Miniatures : Moments de grâce
Scène

Miniatures : Moments de grâce

Avec Miniatures, une précieuse collection de solos, José Navas se dévoile avec grâce et finesse.

À 43 ans, après 25 ans de danse, une trentaine de créations qui l’ont mené aux quatre coins de la planète, le chorégraphe québécois d’origine vénézuélienne José Navas a choisi de s’offrir à nous dans une suite de brefs solos sophistiqués. Miniatures offre plus de classicisme que de contemporanéité, plus de romantisme que de formalisme, plus de tendresse que d’emportement, plus de simplicité que d’étrangeté.

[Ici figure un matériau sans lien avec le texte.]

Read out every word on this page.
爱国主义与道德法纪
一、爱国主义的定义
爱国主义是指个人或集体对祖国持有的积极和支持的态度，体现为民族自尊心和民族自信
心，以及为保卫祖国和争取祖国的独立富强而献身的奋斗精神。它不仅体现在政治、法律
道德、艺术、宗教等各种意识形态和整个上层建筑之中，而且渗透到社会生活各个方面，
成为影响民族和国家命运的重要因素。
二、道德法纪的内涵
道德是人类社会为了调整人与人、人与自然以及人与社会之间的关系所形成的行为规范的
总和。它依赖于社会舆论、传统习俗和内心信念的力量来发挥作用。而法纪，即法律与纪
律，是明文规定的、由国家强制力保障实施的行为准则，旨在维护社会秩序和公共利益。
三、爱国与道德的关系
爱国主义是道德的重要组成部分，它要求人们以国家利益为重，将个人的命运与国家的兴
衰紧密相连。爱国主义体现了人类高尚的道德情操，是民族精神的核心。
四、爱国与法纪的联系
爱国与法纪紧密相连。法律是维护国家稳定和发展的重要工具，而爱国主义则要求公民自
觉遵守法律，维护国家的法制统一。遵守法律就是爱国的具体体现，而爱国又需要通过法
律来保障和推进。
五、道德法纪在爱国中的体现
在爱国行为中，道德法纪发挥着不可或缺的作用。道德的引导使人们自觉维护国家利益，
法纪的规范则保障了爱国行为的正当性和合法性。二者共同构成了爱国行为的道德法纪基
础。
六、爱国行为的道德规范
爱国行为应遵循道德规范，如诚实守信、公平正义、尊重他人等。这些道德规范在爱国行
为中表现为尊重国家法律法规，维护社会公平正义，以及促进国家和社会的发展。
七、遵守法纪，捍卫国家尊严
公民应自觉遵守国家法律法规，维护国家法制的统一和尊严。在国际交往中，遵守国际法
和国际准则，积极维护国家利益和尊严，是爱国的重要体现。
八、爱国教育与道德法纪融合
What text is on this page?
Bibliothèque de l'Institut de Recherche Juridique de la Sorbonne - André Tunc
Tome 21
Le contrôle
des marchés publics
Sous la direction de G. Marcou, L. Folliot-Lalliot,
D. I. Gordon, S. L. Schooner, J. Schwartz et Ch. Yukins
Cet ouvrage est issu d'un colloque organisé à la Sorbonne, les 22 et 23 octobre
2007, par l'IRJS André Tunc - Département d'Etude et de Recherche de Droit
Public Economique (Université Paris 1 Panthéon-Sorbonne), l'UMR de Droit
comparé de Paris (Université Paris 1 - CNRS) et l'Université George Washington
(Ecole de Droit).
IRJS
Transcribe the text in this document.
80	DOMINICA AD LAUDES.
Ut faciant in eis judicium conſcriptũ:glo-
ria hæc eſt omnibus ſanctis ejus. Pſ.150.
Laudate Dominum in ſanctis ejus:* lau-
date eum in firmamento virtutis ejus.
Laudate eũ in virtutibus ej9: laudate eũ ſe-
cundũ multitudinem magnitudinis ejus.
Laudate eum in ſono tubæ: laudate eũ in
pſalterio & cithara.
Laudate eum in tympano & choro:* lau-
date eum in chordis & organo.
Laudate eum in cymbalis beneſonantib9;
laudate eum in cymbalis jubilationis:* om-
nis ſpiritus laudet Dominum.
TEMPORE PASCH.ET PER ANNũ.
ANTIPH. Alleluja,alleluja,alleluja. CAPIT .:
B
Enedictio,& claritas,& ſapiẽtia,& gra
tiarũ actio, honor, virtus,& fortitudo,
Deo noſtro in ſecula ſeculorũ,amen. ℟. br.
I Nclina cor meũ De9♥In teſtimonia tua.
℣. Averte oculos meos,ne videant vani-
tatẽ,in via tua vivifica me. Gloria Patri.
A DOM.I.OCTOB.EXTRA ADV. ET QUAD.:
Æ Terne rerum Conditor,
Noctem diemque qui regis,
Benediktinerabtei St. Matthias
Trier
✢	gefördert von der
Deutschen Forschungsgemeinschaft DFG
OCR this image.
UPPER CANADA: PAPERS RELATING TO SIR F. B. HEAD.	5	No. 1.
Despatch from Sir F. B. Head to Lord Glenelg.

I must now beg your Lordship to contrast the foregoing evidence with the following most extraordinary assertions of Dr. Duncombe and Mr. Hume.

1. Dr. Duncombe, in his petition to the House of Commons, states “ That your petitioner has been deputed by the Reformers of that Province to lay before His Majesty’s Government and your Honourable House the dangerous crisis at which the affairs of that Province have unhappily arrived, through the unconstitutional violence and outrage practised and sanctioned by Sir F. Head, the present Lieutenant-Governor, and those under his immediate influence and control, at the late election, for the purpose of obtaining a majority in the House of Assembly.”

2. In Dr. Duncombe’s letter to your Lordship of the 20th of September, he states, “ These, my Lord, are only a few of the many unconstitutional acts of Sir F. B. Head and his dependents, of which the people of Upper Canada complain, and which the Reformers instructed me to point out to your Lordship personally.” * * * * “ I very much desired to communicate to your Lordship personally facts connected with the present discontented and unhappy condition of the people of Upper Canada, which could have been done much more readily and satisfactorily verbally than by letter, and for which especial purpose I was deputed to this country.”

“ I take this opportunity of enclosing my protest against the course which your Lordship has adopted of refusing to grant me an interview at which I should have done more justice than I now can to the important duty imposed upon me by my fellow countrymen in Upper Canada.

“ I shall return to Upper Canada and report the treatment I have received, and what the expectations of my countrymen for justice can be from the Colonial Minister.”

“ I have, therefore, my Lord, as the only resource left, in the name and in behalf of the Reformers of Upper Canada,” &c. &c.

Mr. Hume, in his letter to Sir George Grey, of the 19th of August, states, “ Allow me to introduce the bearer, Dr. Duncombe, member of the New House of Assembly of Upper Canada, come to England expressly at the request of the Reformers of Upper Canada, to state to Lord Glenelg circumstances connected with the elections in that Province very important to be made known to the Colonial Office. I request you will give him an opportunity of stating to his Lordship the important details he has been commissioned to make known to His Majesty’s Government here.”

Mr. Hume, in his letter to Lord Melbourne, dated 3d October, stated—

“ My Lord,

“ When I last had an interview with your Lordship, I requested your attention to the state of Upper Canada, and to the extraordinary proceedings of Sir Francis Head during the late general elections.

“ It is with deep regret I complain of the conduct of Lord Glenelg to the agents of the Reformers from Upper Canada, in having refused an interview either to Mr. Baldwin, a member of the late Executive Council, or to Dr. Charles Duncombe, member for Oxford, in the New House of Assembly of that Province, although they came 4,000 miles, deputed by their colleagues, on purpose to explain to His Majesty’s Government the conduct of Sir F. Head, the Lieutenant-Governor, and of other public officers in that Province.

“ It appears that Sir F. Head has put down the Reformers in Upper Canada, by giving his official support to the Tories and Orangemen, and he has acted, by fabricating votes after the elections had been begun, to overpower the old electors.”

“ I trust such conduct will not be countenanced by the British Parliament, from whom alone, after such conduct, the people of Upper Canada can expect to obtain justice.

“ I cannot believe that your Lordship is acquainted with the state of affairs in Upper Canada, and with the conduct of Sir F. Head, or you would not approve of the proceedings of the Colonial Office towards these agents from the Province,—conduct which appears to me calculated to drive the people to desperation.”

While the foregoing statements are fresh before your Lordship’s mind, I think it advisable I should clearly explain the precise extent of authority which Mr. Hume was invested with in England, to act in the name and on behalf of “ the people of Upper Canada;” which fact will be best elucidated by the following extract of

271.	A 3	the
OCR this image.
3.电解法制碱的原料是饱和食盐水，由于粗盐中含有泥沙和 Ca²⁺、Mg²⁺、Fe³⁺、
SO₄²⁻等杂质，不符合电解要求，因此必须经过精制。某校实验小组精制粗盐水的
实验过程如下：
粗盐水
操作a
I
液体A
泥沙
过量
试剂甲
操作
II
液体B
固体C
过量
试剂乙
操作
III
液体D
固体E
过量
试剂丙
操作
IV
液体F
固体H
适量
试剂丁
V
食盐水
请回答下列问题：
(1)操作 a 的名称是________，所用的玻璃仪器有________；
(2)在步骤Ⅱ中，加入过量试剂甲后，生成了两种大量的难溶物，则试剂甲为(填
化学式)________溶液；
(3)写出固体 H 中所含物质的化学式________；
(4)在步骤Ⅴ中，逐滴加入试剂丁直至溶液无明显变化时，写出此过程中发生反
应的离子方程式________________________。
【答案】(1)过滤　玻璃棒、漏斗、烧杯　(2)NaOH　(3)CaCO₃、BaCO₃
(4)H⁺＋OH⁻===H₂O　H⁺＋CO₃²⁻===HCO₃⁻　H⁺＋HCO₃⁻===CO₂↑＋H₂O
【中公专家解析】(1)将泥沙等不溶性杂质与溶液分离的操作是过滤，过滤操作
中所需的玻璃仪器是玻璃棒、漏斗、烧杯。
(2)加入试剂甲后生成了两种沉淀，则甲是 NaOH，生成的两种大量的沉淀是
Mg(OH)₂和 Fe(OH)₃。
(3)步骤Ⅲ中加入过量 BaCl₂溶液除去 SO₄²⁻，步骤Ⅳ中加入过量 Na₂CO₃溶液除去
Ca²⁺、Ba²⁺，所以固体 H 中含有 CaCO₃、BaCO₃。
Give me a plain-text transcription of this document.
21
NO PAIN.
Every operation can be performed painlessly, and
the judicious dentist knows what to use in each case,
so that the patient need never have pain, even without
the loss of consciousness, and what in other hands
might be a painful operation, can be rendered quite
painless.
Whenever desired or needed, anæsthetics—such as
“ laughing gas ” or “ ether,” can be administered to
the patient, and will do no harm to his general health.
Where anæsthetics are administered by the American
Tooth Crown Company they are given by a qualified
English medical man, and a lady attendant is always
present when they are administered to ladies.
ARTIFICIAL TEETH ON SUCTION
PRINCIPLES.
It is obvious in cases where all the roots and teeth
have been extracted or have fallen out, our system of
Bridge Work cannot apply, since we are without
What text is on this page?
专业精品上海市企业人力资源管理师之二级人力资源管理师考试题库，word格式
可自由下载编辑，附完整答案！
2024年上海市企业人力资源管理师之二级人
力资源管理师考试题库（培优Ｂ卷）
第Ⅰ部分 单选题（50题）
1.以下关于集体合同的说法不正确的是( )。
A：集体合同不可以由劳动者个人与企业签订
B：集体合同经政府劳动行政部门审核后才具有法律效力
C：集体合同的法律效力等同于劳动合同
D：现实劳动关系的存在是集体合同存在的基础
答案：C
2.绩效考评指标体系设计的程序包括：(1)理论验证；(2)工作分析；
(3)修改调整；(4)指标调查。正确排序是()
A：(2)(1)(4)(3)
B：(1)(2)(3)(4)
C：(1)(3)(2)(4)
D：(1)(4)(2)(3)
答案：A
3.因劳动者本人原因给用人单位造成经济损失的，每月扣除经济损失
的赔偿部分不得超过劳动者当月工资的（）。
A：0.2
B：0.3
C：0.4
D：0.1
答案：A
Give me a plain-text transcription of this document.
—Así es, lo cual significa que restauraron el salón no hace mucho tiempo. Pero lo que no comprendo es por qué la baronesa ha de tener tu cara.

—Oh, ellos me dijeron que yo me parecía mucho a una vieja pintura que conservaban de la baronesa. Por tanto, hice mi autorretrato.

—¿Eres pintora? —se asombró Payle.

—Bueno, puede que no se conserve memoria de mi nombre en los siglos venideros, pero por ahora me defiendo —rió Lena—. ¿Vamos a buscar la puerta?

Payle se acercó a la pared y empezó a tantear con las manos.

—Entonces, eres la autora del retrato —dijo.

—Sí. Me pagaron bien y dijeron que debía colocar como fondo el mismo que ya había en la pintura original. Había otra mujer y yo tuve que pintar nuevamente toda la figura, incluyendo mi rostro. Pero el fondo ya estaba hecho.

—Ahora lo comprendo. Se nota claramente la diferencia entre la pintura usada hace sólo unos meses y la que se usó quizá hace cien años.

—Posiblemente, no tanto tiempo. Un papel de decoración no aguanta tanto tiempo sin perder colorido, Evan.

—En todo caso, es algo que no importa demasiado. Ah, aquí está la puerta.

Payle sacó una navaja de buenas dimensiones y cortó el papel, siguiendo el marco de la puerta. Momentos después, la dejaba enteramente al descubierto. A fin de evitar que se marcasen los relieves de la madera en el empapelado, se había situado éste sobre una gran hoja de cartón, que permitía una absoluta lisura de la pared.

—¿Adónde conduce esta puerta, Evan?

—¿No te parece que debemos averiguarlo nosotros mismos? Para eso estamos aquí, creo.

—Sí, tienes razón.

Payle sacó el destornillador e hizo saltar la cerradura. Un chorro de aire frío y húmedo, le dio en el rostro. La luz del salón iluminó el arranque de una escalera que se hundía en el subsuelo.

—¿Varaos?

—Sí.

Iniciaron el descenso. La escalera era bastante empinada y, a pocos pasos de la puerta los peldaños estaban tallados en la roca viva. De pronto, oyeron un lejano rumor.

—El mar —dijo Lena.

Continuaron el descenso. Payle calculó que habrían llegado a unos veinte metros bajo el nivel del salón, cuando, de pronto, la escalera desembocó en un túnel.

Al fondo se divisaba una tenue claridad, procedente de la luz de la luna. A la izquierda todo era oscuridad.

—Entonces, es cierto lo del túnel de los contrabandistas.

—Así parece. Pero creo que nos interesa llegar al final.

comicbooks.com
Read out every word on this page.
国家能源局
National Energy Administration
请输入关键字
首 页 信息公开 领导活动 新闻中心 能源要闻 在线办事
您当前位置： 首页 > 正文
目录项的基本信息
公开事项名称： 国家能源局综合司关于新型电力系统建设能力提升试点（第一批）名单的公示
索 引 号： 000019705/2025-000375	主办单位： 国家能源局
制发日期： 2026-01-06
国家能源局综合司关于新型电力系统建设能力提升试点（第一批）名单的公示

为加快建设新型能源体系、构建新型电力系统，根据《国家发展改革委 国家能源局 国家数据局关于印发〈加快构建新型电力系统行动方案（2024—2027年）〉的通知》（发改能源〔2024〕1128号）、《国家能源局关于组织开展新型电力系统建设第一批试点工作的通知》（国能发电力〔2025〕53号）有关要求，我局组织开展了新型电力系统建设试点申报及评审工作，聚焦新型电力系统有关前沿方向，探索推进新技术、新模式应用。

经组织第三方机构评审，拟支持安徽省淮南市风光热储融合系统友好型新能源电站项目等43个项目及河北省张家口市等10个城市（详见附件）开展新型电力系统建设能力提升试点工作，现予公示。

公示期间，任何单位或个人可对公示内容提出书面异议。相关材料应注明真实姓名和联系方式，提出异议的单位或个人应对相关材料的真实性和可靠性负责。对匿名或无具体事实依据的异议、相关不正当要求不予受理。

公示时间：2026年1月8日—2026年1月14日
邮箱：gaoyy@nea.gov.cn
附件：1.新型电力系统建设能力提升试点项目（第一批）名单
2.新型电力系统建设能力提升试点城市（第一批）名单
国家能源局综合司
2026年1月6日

Par conséquent, la soirée risque de surprendre les aficionados de Navas, les admirateurs de longue date, mais, après le choc, c’est le ravissement qui prend le pas. La poésie. Avant le spectacle, on voit le danseur-chorégraphe se réchauffer; entre les solos, on l’observe tandis qu’il change de vêtements, s’essuie, boit, applique du baume sur ses lèvres… Entre le spectateur et l’artiste, le rituel rend l’intimité encore plus grande.

Des soixante minutes que durent la représentation, presque toutes sont bercées par la musique: le piano de Bach, Debussy et Chopin, mais aussi la voix de la Callas, chantant Norma, et celle du Cubain Bolade Nieve chantant Alma Mia, un air que le père de Navas prenait plaisir à siffler. Retentit aussi la voix de Judy Garland, un personnage mythique que Navas se permet de personnifier avec sobriété, mais aussi avec beaucoup de conviction. Au final, la voix divine du contre-ténor Philippe Jaroussky emplit la salle et nous couvre de frissons.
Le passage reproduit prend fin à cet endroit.